Penguin Café return with another impressive mix of genres and ideas amidst soaring melodies and orchestral clarity in new album Handfuls of Night.
Penguin Café represent a disparate collective of musicians operating within the cracks between pop, classical, ambient and folk. The troupe were brought together in 2009 by Arthur Jeffes and their genre-twisting sounds take their cue from the pioneering 1970s and 1980s work under the Penguin Café Orchestra umbrella of their leader’s iconic father, the English composer and multi-instrumentalist Simon Jeffes.

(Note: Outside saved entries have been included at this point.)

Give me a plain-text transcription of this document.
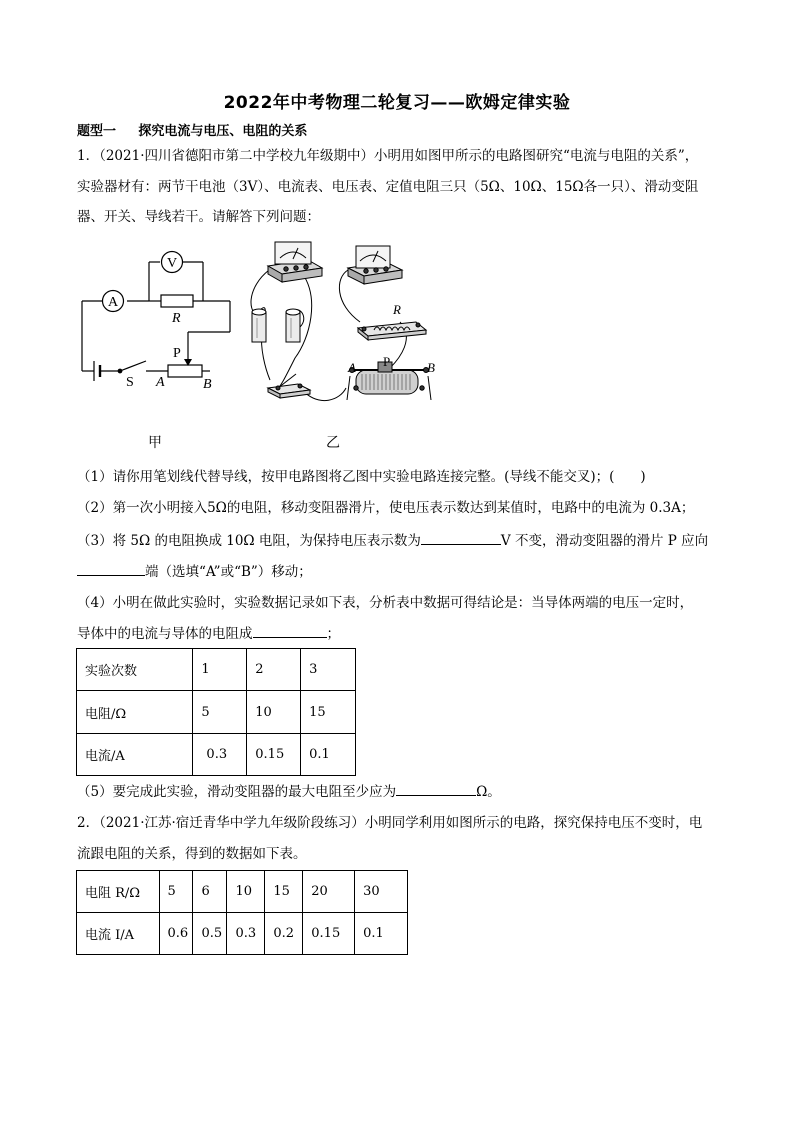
2022年中考物理二轮复习——欧姆定律实验
题型一 探究电流与电压、电阻的关系
1．（2021·四川省德阳市第二中学校九年级期中）小明用如图甲所示的电路图研究“电流与电阻的关系”，
实验器材有：两节干电池（3V）、电流表、电压表、定值电阻三只（5Ω、10Ω、15Ω各一只）、滑动变阻
器、开关、导线若干。请解答下列问题：
V
A
R
P
S A	B
R
A P	B
甲	乙
（1）请你用笔划线代替导线，按甲电路图将乙图中实验电路连接完整。(导线不能交叉)；( )
（2）第一次小明接入5Ω的电阻，移动变阻器滑片，使电压表示数达到某值时，电路中的电流为 0.3A；
（3）将 5Ω 的电阻换成 10Ω 电阻，为保持电压表示数为	V 不变，滑动变阻器的滑片 P 应向
端（选填“A”或“B”）移动；
（4）小明在做此实验时，实验数据记录如下表，分析表中数据可得结论是：当导体两端的电压一定时，
导体中的电流与导体的电阻成	；
实验次数	1	2	3
电阻/Ω	5	10	15
电流/A	0.3	0.15	0.1
（5）要完成此实验，滑动变阻器的最大电阻至少应为	Ω。
2．（2021·江苏·宿迁青华中学九年级阶段练习）小明同学利用如图所示的电路，探究保持电压不变时，电
流跟电阻的关系，得到的数据如下表。
电阻 R/Ω	5	6	10	15	20	30
电流 I/A	0.6	0.5	0.3	0.2	0.15	0.1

The group’s idiosyncratic raggle-taggle music has always evaded easy categorisation, roaming from exuberant folk and pop styles to electro-acoustic minimalism and African textures. Their highly anticipated new release on the innovative, London-based Erased Tapes imprint, Handfuls of Night, was conceived in honour of the explorations of Scott of the Antarctic and in response to a commission from Greenpeace to compose music to help raise awareness of the endangered Arctic seas.
Bookended by the serene, plaintive ambience of Winter Sun and Midnight Sun, Handfuls of Night consistently demonstrates the band’s affinity for subverting conventional definitions of post-classical soundscape music and disarms the listener with its puckish wit, crystal-clear sensitivity and warmth of tone. They deftly condense folksy and filmic themes whilst conjuring shards of throbbing krautrock, sweeping, Philip Glass-inflected neo-minimalism and Michael Nyman-style piano arpeggios, most notably on the wistful At the Top of the Hill, they Stood… .
The influence of somnolent folktronica is audible on Chinstrap and Pythagorus on the Line Again, but the dominant mode is that of a euphoric, homely chamber music which induces the welling of tear ducts, a plangent wash of strings, bending motifs and waves of succulent sadness.
Handfuls of Night succeeds as an enveloping haze of robust intensity and sombre tones, as keening melodies soar with orchestral precision and heart-rending execution. Even if it conjures nothing nocturnal for you, it represents some of the band’s most satisfying carvings of catharsis, exquisitely pitched between accessibility and depth, melody and dissonance.